The last time I can remember misbehaving in a church was the first time I laid eyes on the inside of The National Shrine of Saint Elizabeth Ann Seton in Emmitsburg. The soaring basilica dome overwhelmed my 8-year-old senses, so I let out an embarrassingly loud and reverberating “wow!” as pilgrims to the saint’s final resting place were trying to pray.
That memory of spontaneous amazement will probably last the rest of my life, but sadly, what I don’t remember well from that day is the visitor center. I’ve been to the shrine several times since, but I can’t even remember if I’d seen the old visitor center more than once. There just wasn’t anything memorable about the place that was supposed to educate visitors on the life of the founding mother of American Catholic education and the first citizen born in the U.S. to be canonized as a saint.

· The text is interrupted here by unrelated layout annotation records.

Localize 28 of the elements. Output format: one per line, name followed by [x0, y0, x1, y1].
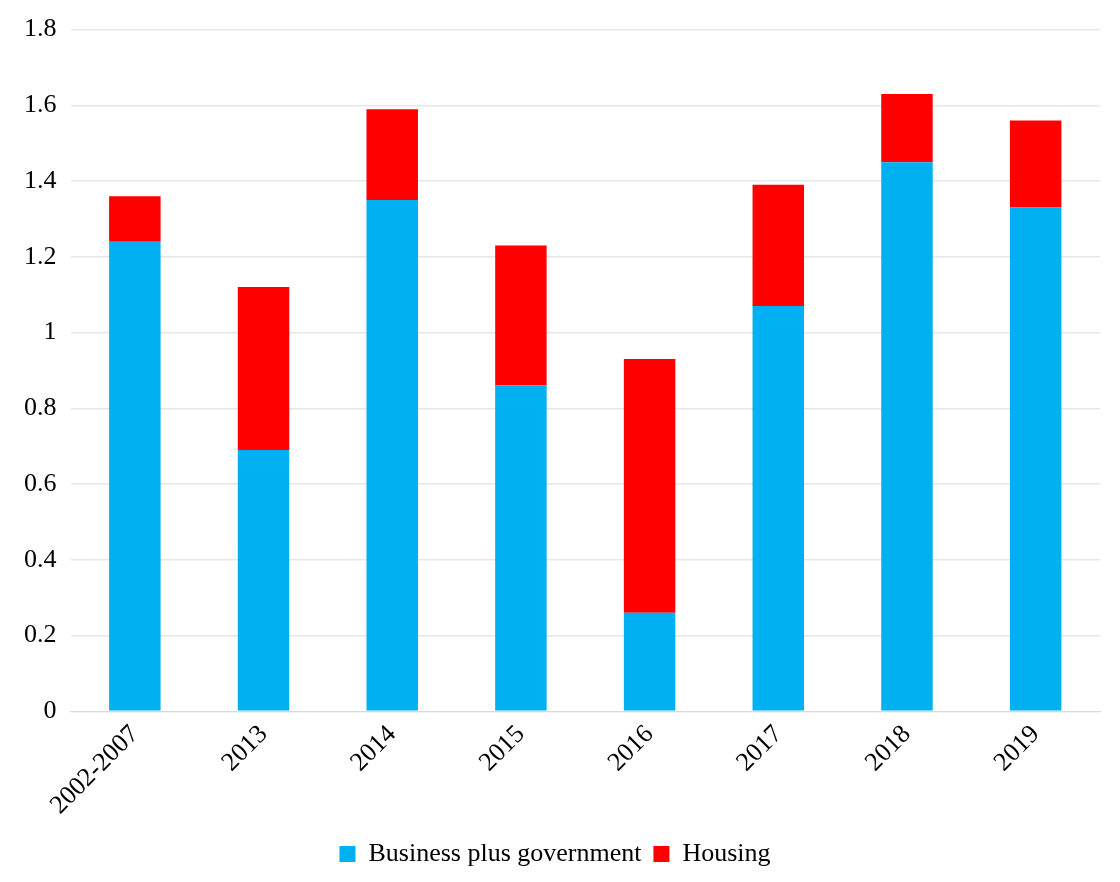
bar — [1009, 120, 1062, 208]
bar — [109, 241, 161, 711]
bar — [623, 359, 676, 613]
y-tick-label: 0.6 — [24, 467, 57, 497]
bar — [623, 612, 676, 711]
bar — [881, 162, 933, 711]
y-tick-label: 1.8 — [24, 13, 57, 43]
y-tick-label: 1.4 — [24, 164, 57, 194]
bar — [366, 200, 418, 711]
bar — [366, 109, 418, 201]
bar — [1009, 207, 1062, 711]
bar — [752, 306, 805, 711]
y-tick-label: 0 — [43, 695, 57, 725]
bar — [752, 184, 805, 307]
bar — [495, 245, 547, 386]
y-tick-label: 1 — [43, 316, 57, 346]
y-tick-label: 0.8 — [24, 392, 57, 422]
y-tick-label: 1.6 — [24, 89, 57, 119]
y-tick-label: 0.2 — [24, 619, 57, 649]
legend-label: Business plus government — [368, 837, 643, 867]
bar — [109, 196, 161, 242]
bar — [237, 449, 290, 711]
y-tick-label: 0.4 — [24, 543, 57, 573]
bar — [881, 93, 933, 163]
bar — [495, 385, 547, 711]
legend-label: Housing — [682, 837, 771, 867]
bar — [237, 287, 290, 450]
y-tick-label: 1.2 — [24, 240, 57, 270]
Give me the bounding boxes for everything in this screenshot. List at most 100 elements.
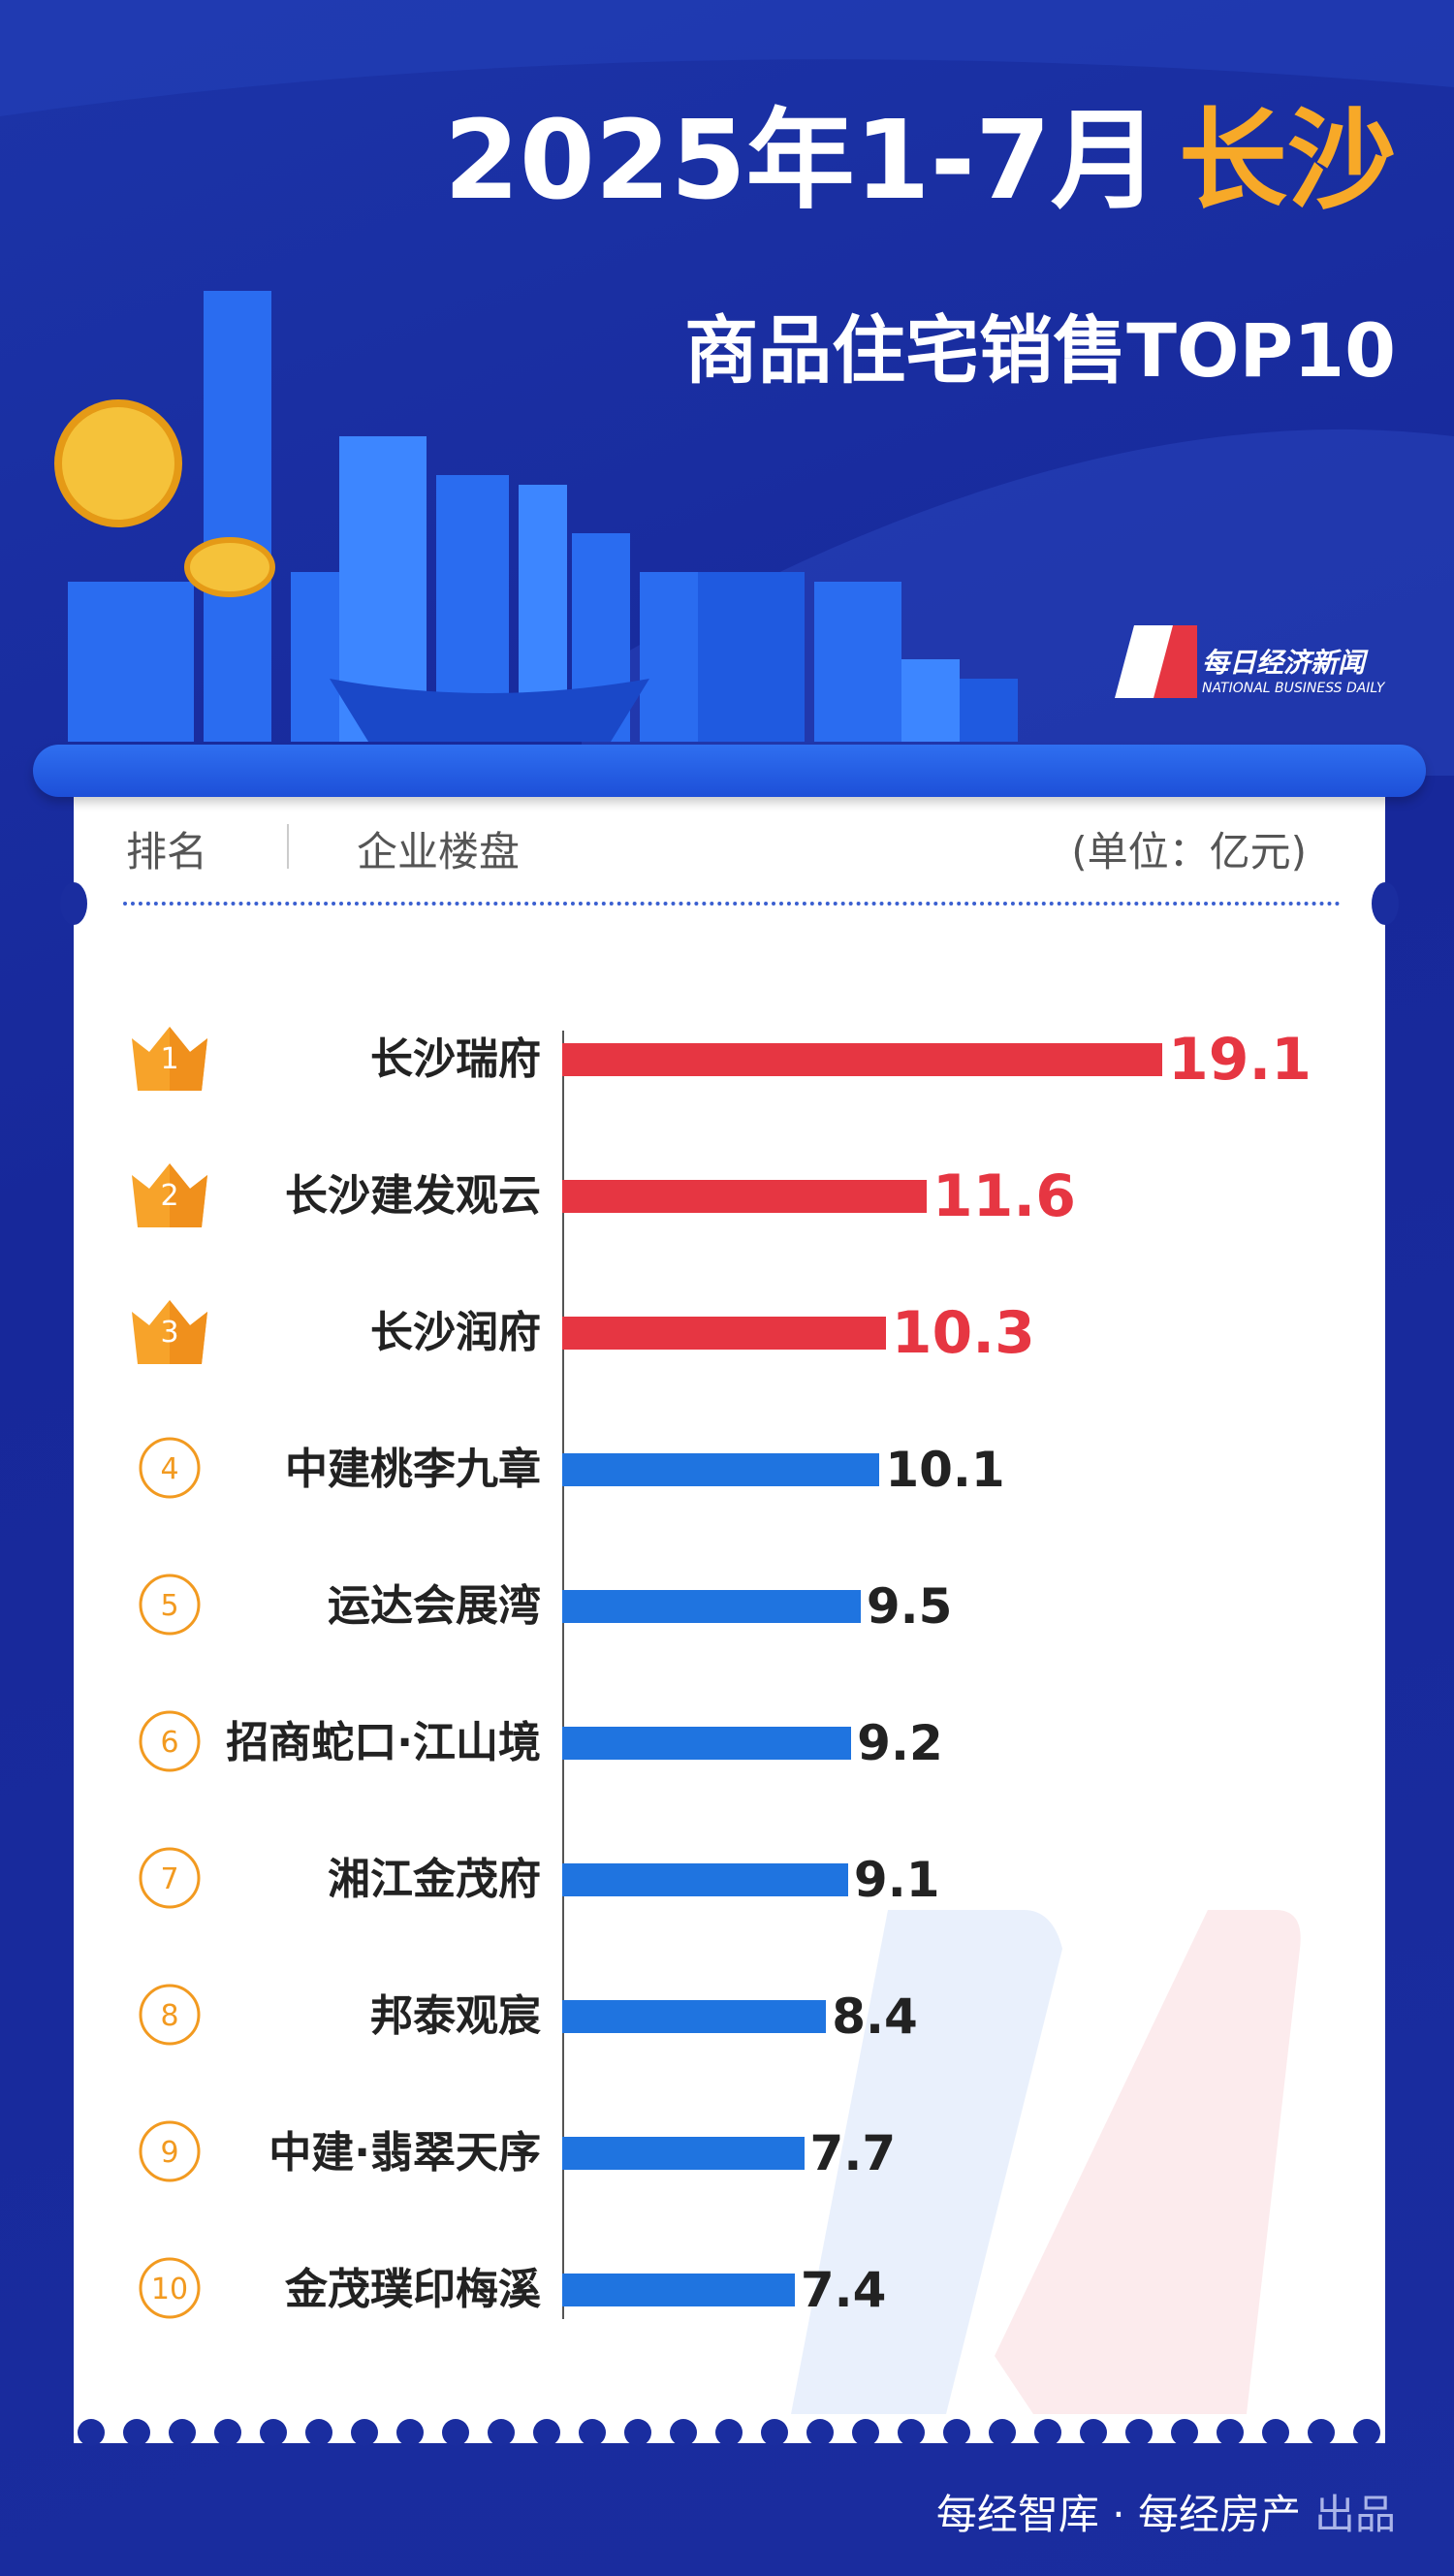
value-label: 9.5	[866, 1578, 953, 1635]
rank-number: 4	[160, 1452, 179, 1486]
watermark	[791, 1910, 1301, 2414]
value-label: 10.3	[891, 1299, 1035, 1367]
bar	[562, 1863, 848, 1896]
subtitle: 商品住宅销售TOP10	[684, 307, 1396, 394]
category-label: 长沙瑞府	[370, 1034, 541, 1084]
rank-icon	[139, 1710, 201, 1772]
scallop-dot	[488, 2419, 515, 2446]
rank-number: 10	[150, 2273, 189, 2306]
rank-icon	[139, 1574, 201, 1636]
scallop-dot	[715, 2419, 743, 2446]
dotted-line	[123, 902, 1341, 906]
value-label: 7.4	[800, 2262, 887, 2318]
scallop-dot	[989, 2419, 1016, 2446]
scallop-edge	[74, 2419, 1385, 2448]
header-unit: (单位：亿元)	[1071, 828, 1307, 875]
top-rail	[33, 745, 1426, 797]
scallop-dot	[442, 2419, 469, 2446]
scallop-dot	[351, 2419, 378, 2446]
rank-number: 3	[160, 1316, 179, 1350]
scallop-dot	[305, 2419, 332, 2446]
scallop-dot	[579, 2419, 606, 2446]
value-label: 11.6	[932, 1162, 1076, 1230]
title: 2025年1-7月 长沙	[444, 107, 1396, 215]
category-label: 长沙润府	[370, 1307, 541, 1357]
category-label: 中建·翡翠天序	[269, 2127, 541, 2178]
rank-icon	[139, 1437, 201, 1499]
category-label: 金茂璞印梅溪	[285, 2264, 541, 2314]
scallop-dot	[1308, 2419, 1335, 2446]
bar	[562, 1453, 880, 1486]
rank-icon	[139, 2120, 201, 2182]
scallop-dot	[533, 2419, 560, 2446]
scallop-dot	[123, 2419, 150, 2446]
category-label: 长沙建发观云	[285, 1170, 541, 1221]
rank-number: 8	[160, 1999, 179, 2033]
bar	[562, 1043, 1162, 1076]
rank-icon	[132, 1027, 207, 1091]
rank-icon	[132, 1163, 207, 1227]
category-label: 招商蛇口·江山境	[226, 1717, 541, 1767]
rank-number: 1	[160, 1042, 179, 1076]
scallop-dot	[1125, 2419, 1153, 2446]
scallop-dot	[670, 2419, 697, 2446]
bar	[562, 1727, 852, 1760]
scallop-dot	[396, 2419, 424, 2446]
logo-en: NATIONAL BUSINESS DAILY	[1202, 681, 1385, 696]
rank-icon	[139, 1847, 201, 1909]
scallop-dot	[806, 2419, 834, 2446]
notch	[1372, 882, 1399, 925]
bar	[562, 2137, 805, 2170]
scallop-dot	[624, 2419, 651, 2446]
value-label: 8.4	[832, 1988, 918, 2045]
category-label: 湘江金茂府	[328, 1854, 541, 1904]
rank-number: 6	[160, 1726, 179, 1760]
category-label: 运达会展湾	[328, 1580, 541, 1631]
scallop-dot	[898, 2419, 925, 2446]
footer-suffix: 出品	[1313, 2491, 1396, 2538]
category-label: 邦泰观宸	[370, 1990, 541, 2041]
scallop-dot	[943, 2419, 970, 2446]
value-label: 7.7	[809, 2125, 897, 2181]
footer: 每经智库 · 每经房产 出品	[936, 2482, 1396, 2541]
rank-number: 9	[160, 2136, 179, 2170]
title-text: 2025年1-7月	[443, 98, 1159, 224]
bar	[562, 1317, 886, 1350]
scallop-dot	[1217, 2419, 1244, 2446]
header-project: 企业楼盘	[357, 828, 521, 875]
scallop-dot	[1034, 2419, 1061, 2446]
value-label: 10.1	[885, 1442, 1005, 1498]
scallop-dot	[1171, 2419, 1198, 2446]
skyline	[0, 0, 1454, 776]
rank-icon	[139, 2257, 201, 2319]
title-city: 长沙	[1179, 98, 1396, 224]
bar	[562, 1180, 927, 1213]
category-label: 中建桃李九章	[285, 1444, 541, 1494]
axis-line	[562, 1031, 564, 2319]
value-label: 9.2	[857, 1715, 943, 1771]
scallop-dot	[1080, 2419, 1107, 2446]
bar	[562, 1590, 861, 1623]
notch	[60, 882, 87, 925]
scallop-dot	[761, 2419, 788, 2446]
logo-cn: 每日经济新闻	[1202, 647, 1366, 679]
bar	[562, 2000, 827, 2033]
header-rank: 排名	[126, 828, 208, 875]
scallop-dot	[852, 2419, 879, 2446]
scallop-dot	[260, 2419, 287, 2446]
rank-icon	[132, 1300, 207, 1364]
scallop-dot	[214, 2419, 241, 2446]
header-divider	[287, 824, 289, 869]
rank-number: 2	[160, 1179, 179, 1213]
rank-icon	[139, 1984, 201, 2046]
rank-number: 5	[160, 1589, 179, 1623]
scallop-dot	[78, 2419, 105, 2446]
rank-number: 7	[160, 1862, 179, 1896]
value-label: 9.1	[853, 1852, 940, 1908]
scallop-dot	[1262, 2419, 1289, 2446]
footer-source: 每经智库 · 每经房产	[935, 2491, 1301, 2538]
bar	[562, 2274, 795, 2306]
value-label: 19.1	[1168, 1026, 1312, 1094]
scallop-dot	[1353, 2419, 1380, 2446]
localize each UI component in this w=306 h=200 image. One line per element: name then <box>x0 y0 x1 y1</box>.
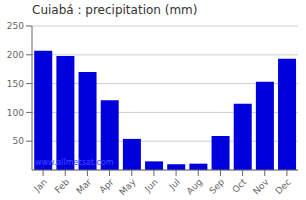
svg-text:200: 200 <box>8 50 24 60</box>
svg-text:Feb: Feb <box>53 177 72 196</box>
svg-text:Nov: Nov <box>251 176 271 196</box>
svg-text:Jun: Jun <box>142 177 160 195</box>
svg-text:50: 50 <box>13 136 25 146</box>
html-text:www.allmetsat.com: www.allmetsat.com <box>35 158 114 167</box>
svg-text:Jul: Jul <box>167 177 182 192</box>
svg-text:Oct: Oct <box>230 177 248 195</box>
svg-text:Mar: Mar <box>74 177 93 196</box>
svg-text:100: 100 <box>8 108 24 118</box>
svg-text:150: 150 <box>8 79 24 89</box>
svg-text:May: May <box>117 176 138 197</box>
svg-text:Jan: Jan <box>31 177 49 195</box>
svg-text:250: 250 <box>8 21 24 31</box>
svg-text:Apr: Apr <box>97 177 115 195</box>
svg-text:Dec: Dec <box>273 177 292 196</box>
svg-text:Aug: Aug <box>185 177 205 197</box>
html-text:Cuiabá : precipitation (mm): Cuiabá : precipitation (mm) <box>32 3 198 17</box>
svg-text:Sep: Sep <box>207 177 226 196</box>
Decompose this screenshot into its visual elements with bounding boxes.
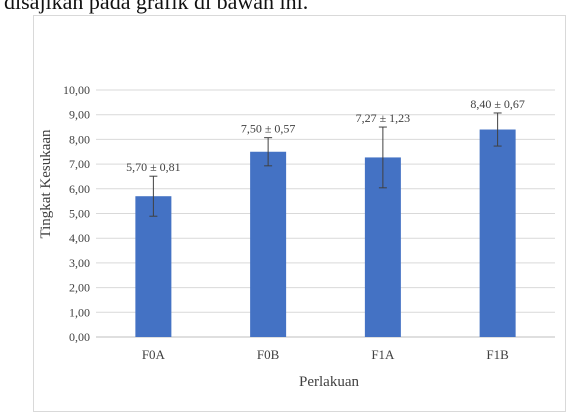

I had to ask Tony DiIulio, the director of programs for the Shrine, to remind me what that old center was like before last month’s grand opening of a new, $4 million visitor center and museum. Built in the ’80s, the former visitor center was in an area beneath the basilica that caused “visitor confusion,” he told me. A small labyrinth stood between visitors and the elevator that went up to the actual shrine. By contrast, the new center has a grand main entrance into a large hallway-shaped museum that leads right to the basilica.